Dentamaro Vincenzo, Giglio Paolo, Impedovo Donato, Pirlo Giuseppe, Ciano Marco Di
IEEE Trans Neural Netw Learn Syst. 2025 Apr;36(4):6995-7009. doi: 10.1109/TNNLS.2024.3392355. Epub 2025 Apr 4.
Deep learning (DL) has been demonstrated to be a valuable tool for analyzing signals such as sounds and images, thanks to its capabilities of automatically extracting relevant patterns as well as its end-to-end training properties. When applied to tabular structured data, DL has exhibited some performance limitations compared to shallow learning techniques. This work presents a novel technique for tabular data called adaptive multiscale attention deep neural network architecture (also named excited attention). By exploiting parallel multilevel feature weighting, the adaptive multiscale attention can successfully learn the feature attention and thus achieve high levels of F1-score on seven different classification tasks (on small, medium, large, and very large datasets) and low mean absolute errors on four regression tasks of different size. In addition, adaptive multiscale attention provides four levels of explainability (i.e., comprehension of its learning process and therefore of its outcomes): 1) calculates attention weights to determine which layers are most important for given classes; 2) shows each feature's attention across all instances; 3) understands learned feature attention for each class to explore feature attention and behavior for specific classes; and 4) finds nonlinear correlations between co-behaving features to reduce dataset dimensionality and improve interpretability. These interpretability levels, in turn, allow for employing adaptive multiscale attention as a useful tool for feature ranking and feature selection.
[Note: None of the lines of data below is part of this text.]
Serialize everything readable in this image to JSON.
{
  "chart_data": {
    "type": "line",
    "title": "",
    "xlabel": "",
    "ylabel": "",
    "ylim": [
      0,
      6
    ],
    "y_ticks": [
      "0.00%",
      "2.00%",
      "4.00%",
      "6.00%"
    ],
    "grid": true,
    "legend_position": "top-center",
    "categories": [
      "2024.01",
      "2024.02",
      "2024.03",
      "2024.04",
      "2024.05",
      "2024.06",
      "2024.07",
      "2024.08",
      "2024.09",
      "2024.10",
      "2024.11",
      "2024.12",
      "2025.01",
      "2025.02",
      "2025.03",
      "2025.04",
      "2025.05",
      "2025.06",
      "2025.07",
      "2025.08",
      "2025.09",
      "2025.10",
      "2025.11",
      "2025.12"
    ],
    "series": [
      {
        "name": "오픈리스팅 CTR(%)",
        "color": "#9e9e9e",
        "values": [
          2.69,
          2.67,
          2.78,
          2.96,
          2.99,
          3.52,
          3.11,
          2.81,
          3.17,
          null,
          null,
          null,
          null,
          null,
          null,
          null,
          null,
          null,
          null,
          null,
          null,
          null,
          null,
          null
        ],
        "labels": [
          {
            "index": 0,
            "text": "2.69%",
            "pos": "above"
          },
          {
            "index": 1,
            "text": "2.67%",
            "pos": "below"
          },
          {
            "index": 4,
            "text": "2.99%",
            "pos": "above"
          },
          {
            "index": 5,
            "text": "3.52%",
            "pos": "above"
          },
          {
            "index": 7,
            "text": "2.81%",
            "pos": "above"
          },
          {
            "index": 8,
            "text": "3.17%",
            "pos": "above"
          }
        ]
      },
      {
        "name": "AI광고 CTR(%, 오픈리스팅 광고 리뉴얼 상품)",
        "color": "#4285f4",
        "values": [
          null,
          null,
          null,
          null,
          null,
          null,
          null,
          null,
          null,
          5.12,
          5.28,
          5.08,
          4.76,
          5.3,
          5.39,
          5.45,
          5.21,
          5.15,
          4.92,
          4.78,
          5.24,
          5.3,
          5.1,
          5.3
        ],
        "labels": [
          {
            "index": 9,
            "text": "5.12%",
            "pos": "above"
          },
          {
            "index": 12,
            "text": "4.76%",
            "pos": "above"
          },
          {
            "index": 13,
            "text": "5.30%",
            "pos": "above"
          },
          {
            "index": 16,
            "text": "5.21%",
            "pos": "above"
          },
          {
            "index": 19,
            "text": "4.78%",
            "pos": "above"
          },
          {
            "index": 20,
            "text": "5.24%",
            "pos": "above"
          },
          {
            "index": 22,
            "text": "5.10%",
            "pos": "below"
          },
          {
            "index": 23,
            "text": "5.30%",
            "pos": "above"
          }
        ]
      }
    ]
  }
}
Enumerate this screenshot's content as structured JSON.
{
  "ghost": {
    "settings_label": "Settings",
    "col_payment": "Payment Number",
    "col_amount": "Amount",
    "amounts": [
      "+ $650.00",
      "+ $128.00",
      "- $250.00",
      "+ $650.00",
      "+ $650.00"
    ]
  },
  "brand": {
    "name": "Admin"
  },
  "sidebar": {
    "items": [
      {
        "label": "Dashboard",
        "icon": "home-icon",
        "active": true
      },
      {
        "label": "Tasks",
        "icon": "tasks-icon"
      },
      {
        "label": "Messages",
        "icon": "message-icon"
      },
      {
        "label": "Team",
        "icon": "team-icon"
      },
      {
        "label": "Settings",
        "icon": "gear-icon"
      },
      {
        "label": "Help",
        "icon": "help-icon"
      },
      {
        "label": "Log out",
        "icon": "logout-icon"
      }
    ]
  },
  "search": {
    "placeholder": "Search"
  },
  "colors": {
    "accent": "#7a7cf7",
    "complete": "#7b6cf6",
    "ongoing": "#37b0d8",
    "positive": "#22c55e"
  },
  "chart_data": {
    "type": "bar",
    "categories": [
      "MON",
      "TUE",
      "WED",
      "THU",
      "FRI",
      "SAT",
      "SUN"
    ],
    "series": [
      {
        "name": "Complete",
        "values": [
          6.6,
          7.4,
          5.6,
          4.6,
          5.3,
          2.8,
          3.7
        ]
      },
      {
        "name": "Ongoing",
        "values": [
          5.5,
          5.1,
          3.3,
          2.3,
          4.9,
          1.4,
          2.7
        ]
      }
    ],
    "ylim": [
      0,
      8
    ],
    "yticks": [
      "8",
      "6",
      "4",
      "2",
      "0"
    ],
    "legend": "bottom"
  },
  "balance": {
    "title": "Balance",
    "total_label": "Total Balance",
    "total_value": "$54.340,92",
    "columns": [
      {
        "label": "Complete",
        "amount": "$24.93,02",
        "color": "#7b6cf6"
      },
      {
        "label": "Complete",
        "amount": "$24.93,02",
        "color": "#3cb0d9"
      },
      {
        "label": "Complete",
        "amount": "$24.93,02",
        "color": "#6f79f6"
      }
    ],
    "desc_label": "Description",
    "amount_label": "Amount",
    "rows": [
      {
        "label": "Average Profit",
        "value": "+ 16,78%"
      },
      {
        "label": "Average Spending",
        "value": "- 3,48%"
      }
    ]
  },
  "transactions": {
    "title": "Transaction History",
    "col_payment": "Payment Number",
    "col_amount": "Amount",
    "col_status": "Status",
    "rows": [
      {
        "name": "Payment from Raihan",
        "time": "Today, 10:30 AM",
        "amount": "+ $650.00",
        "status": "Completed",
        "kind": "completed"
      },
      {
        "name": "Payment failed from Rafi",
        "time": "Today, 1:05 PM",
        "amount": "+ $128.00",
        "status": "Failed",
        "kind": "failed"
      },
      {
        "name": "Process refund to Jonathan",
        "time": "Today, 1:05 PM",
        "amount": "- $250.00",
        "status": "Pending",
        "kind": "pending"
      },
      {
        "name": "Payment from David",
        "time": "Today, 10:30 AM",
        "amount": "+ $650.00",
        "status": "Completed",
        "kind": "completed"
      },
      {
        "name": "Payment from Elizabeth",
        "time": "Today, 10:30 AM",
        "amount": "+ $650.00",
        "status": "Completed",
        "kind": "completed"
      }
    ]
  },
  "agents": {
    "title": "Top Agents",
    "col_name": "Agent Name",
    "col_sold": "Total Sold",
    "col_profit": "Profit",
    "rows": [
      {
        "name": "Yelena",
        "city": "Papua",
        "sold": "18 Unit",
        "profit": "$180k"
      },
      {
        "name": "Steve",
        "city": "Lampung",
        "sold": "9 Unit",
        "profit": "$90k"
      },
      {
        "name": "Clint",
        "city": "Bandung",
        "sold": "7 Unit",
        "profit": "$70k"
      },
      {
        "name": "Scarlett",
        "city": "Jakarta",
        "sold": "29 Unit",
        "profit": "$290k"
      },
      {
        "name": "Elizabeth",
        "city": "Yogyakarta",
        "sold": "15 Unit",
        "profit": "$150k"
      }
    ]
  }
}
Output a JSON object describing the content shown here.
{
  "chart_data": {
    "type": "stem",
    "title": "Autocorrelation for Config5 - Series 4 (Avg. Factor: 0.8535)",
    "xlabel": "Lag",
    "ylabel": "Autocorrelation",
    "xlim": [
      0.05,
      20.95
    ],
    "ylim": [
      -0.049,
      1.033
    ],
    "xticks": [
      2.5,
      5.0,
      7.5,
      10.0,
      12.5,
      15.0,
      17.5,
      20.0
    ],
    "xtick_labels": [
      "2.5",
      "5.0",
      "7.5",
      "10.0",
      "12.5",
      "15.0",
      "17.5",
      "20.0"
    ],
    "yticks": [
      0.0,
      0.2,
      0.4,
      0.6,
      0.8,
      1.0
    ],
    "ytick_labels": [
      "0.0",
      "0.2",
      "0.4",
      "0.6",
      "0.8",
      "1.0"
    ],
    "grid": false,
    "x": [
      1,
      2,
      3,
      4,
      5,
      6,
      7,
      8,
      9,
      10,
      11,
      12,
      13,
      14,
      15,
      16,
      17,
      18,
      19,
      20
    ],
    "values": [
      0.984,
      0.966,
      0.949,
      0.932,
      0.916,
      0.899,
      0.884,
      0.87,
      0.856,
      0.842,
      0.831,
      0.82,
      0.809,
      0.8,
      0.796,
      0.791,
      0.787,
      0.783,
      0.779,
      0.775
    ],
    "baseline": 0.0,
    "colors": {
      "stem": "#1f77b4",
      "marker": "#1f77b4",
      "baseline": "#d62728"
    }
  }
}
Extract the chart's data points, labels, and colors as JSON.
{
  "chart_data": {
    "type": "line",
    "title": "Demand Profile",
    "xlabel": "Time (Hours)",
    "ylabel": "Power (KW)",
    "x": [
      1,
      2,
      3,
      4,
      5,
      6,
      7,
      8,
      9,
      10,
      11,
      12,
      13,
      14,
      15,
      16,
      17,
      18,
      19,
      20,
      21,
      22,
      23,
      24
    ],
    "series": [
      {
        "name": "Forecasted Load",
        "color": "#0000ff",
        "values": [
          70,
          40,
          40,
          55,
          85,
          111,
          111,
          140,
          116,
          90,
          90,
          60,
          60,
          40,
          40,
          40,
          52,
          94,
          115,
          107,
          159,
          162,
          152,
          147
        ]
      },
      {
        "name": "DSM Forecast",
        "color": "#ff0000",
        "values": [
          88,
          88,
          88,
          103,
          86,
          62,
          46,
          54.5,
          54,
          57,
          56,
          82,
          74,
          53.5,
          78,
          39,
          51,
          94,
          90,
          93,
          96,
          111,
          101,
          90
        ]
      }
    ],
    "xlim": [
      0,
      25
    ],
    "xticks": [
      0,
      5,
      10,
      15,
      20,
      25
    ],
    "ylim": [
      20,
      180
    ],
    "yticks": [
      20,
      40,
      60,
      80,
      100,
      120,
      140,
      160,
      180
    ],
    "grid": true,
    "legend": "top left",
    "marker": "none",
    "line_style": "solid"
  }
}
深度学习(DL)已被证明是分析声音和图像等信号的宝贵工具,这得益于其自动提取相关模式的能力及其端到端的训练特性。当应用于表格结构数据时,与浅层学习技术相比,深度学习表现出一些性能限制。这项工作提出了一种用于表格数据的新技术,称为自适应多尺度注意力深度神经网络架构(也称为激发注意力)。通过利用并行多级特征加权,自适应多尺度注意力能够成功学习特征注意力,从而在七个不同的分类任务(在小、中、大、非常大的数据集上)上实现高水平的F1分数,并在四个不同大小的回归任务上实现低平均绝对误差。此外,自适应多尺度注意力提供了四个层次的可解释性(即对其学习过程以及结果的理解):1)计算注意力权重以确定哪些层对给定类别最重要;2)展示所有实例中每个特征的注意力;3)了解每个类别的学习特征注意力,以探索特定类别的特征注意力和行为;4)找到共同行为特征之间的非线性相关性,以降低数据集维度并提高可解释性。这些可解释性层次进而允许将自适应多尺度注意力用作特征排序和特征选择的有用工具。